Don’t blame Nyantakyi’s ban on racism – Casely-Hayford

General News of Sunday, 4 November 2018



Sydney Casely Hayford 42018Sydney Casely-Hayford

Financial Analyst and social commentator, Sydney Casely-Hayford has lashed out persons making suggestions that Kwesi Nyantaktyi was handed a relatively harsh ban by FIFA because he is black.

“What I didn’t like, was Rashid Pelpuo making aspersions that he [Nyantakiy] is being fined or being treated this way because he is a black man,” Mr. Casely-Hayford said on The Big Issue.

Kwesi Nyantakyi was caught on tape plotting to set up an agency that would broker a sponsorship deal for the Ghana Premier League.

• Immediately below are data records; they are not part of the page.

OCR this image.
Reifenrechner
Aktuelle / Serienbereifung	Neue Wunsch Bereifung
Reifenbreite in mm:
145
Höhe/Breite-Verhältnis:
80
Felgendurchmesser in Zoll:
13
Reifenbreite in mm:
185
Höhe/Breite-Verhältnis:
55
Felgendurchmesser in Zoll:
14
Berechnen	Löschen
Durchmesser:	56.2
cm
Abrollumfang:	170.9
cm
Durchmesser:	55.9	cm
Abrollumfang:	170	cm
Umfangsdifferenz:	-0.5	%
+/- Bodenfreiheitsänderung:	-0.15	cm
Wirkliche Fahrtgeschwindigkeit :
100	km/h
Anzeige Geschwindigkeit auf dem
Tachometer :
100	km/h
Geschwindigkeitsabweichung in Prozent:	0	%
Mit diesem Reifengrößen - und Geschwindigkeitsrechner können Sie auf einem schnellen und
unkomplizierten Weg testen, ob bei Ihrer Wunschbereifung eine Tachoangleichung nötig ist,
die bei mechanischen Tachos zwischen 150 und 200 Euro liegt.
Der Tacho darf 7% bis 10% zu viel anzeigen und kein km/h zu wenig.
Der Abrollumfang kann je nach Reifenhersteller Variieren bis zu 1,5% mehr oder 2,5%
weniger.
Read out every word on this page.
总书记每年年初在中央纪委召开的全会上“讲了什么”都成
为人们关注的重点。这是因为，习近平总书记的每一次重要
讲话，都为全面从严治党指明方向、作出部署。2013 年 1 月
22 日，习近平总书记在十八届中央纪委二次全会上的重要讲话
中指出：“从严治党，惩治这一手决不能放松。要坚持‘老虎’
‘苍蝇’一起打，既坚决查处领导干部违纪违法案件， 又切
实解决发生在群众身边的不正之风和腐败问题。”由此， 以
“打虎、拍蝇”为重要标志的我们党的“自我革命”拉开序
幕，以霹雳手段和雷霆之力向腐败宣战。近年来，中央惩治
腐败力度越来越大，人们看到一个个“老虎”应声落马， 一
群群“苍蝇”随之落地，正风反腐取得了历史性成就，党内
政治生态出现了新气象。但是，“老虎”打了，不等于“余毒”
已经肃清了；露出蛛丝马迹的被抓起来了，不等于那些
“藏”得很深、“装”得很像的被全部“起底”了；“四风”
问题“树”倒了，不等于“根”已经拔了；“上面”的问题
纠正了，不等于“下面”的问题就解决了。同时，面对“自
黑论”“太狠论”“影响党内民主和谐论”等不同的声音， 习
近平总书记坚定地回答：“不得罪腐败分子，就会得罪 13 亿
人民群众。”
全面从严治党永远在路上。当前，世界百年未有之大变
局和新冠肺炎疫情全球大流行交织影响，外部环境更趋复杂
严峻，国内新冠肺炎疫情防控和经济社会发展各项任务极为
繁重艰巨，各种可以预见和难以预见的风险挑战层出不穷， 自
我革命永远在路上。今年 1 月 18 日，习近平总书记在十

But the deal would have seen the former GFA boss benefit significantly more than the association. The agreement under discussion was to be worth $5 million for a year for five years.

After its processes, FIFA’s Ethics Committee banned Kwesi Nyantakyi for life from all football-related activities at both national and international level. FIFA also imposed GHc2.4 million fine.

Most of the public support for Mr. Nyantakyi has come from his native Wa, where he owns a football team.

The Member of Parliament for Wa Central, Rashid Pelpuo, described the punishment as harsh and urged him to appeal.

“Why was the fine even imposed? You’ve banned somebody for life and you also imposed a fine on him. Is it because Nyantakyi is a black man or what? You [Executives of FIFA] do all the big mistakes worldwide. This guy just made pronouncements which were not substantiated which have been described as influence peddling and in the end you are judging him based on the remarks that were never implemented.”

Kwesi Nyantakyi is indeed going to appeal his ban at the Court of Arbitration for Sports.

In a statement released on Wednesday, October 31, 2018 he said he was “shocked” and described the verdict from FIFA as “unfair and harsh”.

He violated conflicts of interest statutes and was found to have engaged in bribery and corruption by FIFA.

Mr. Caseley-Hayford saw no form of bias in FIFA’s processes that led to the ban.

“The fact of the matter is the man has committed what his boss considers to be an offense that has brought their organization into disrepute. It has nothing to do with his blackness. We have to stop that.”

“We are trying to match ourselves up to a certain standard in the western world and then when you go and you are caught and you do things wrong then you come and say you are doing this because I am black. We have got to get out off that way of thinking,” he said.